I also ended up reading a lot more men than I usually do: I read eight books by queer men of colour last year. I think that number of men is probably up from, uh, zero in past years. I even read a couple books by straight men of colour, Thomas King and Ta-Nehisi Coates, since everyone was talking about their books. King’s—The Inconvenient Indian—mostly reminded me about how lovely his fiction is and how I would have rather been reading that instead of his non-fiction. Like everyone else, I thought Coates’s was gorgeously written and powerful; the audiobook (read by the author) is great and I highly recommend it. But why did I end up reading books by men when I had set out to read books by queer women of colour? I don’t know, sexism. When you’re busy and you don’t have a lot of time to seek out and get a copy of a book, you pick up one that’s easy to find.
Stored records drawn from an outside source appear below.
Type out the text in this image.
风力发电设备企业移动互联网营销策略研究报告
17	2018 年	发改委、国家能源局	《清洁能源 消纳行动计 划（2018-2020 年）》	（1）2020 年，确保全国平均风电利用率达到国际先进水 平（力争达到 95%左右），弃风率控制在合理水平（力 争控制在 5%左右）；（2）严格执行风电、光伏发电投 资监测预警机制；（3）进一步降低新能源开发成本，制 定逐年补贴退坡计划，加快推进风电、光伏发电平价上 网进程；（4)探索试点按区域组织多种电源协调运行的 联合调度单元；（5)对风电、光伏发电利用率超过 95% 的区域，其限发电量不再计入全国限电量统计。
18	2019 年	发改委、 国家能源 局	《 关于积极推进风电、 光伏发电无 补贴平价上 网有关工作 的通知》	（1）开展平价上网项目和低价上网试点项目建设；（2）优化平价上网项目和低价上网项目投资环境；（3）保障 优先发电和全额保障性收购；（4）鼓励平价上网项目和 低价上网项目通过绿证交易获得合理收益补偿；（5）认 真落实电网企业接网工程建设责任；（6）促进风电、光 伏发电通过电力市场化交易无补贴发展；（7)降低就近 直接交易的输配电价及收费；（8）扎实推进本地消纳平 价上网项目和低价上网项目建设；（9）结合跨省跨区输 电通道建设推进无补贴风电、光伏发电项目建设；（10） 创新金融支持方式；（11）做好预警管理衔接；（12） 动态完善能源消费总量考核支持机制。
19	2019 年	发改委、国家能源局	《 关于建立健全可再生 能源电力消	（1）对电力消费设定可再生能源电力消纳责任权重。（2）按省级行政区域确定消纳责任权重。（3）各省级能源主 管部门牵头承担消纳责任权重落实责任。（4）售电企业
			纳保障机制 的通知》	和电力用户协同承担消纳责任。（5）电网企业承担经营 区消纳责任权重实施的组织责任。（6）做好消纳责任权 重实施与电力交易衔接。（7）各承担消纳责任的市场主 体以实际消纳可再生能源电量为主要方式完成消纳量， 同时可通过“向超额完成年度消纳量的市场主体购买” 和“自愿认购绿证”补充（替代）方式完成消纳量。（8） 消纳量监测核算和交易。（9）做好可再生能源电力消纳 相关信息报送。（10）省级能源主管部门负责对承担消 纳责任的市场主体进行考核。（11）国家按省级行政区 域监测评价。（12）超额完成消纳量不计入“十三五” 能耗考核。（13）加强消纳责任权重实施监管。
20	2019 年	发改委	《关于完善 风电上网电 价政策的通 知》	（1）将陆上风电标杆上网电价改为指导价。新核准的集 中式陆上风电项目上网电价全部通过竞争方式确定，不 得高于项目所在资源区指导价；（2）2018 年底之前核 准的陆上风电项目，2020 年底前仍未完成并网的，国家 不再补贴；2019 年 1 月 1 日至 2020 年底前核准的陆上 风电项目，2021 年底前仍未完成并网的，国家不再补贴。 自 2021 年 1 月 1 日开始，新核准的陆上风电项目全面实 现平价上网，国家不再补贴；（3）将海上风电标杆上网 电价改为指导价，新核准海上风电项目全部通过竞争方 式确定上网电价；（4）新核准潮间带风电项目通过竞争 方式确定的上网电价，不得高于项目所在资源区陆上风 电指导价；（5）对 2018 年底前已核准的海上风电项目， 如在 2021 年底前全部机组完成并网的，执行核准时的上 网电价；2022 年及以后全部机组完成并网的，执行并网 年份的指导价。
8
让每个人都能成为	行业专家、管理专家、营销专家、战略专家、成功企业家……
It’s no coincidence that both Coates and King are thought of as spokespersons for their respective communities—an idea that’s problematic in and of itself—and they’re both men. I mean, that’s why their books are everywhere. That in itself isn’t a problem, but why don’t women of colour and their books hold those positions?
I feel like I learnt a lot last year reading through the lens of writers of colour. I don’t even know if it’s anything in particular I can pinpoint; it more feels like a slow expansion of my idea of what the world is like from different perspectives and a more nuanced awareness of my position in it. I feel like I learnt at the same time how different QTPOC’s lives—real and fictional—are and can be from my own, but also a lot of ways in which they can overlap. That feels pretty cool.
I think from now on I’m going to aim for 50 / 50 white and people of colour authors in my reading. What do you all think about that? Is that enough? Has anyone else tried a reading project like this? How did it go?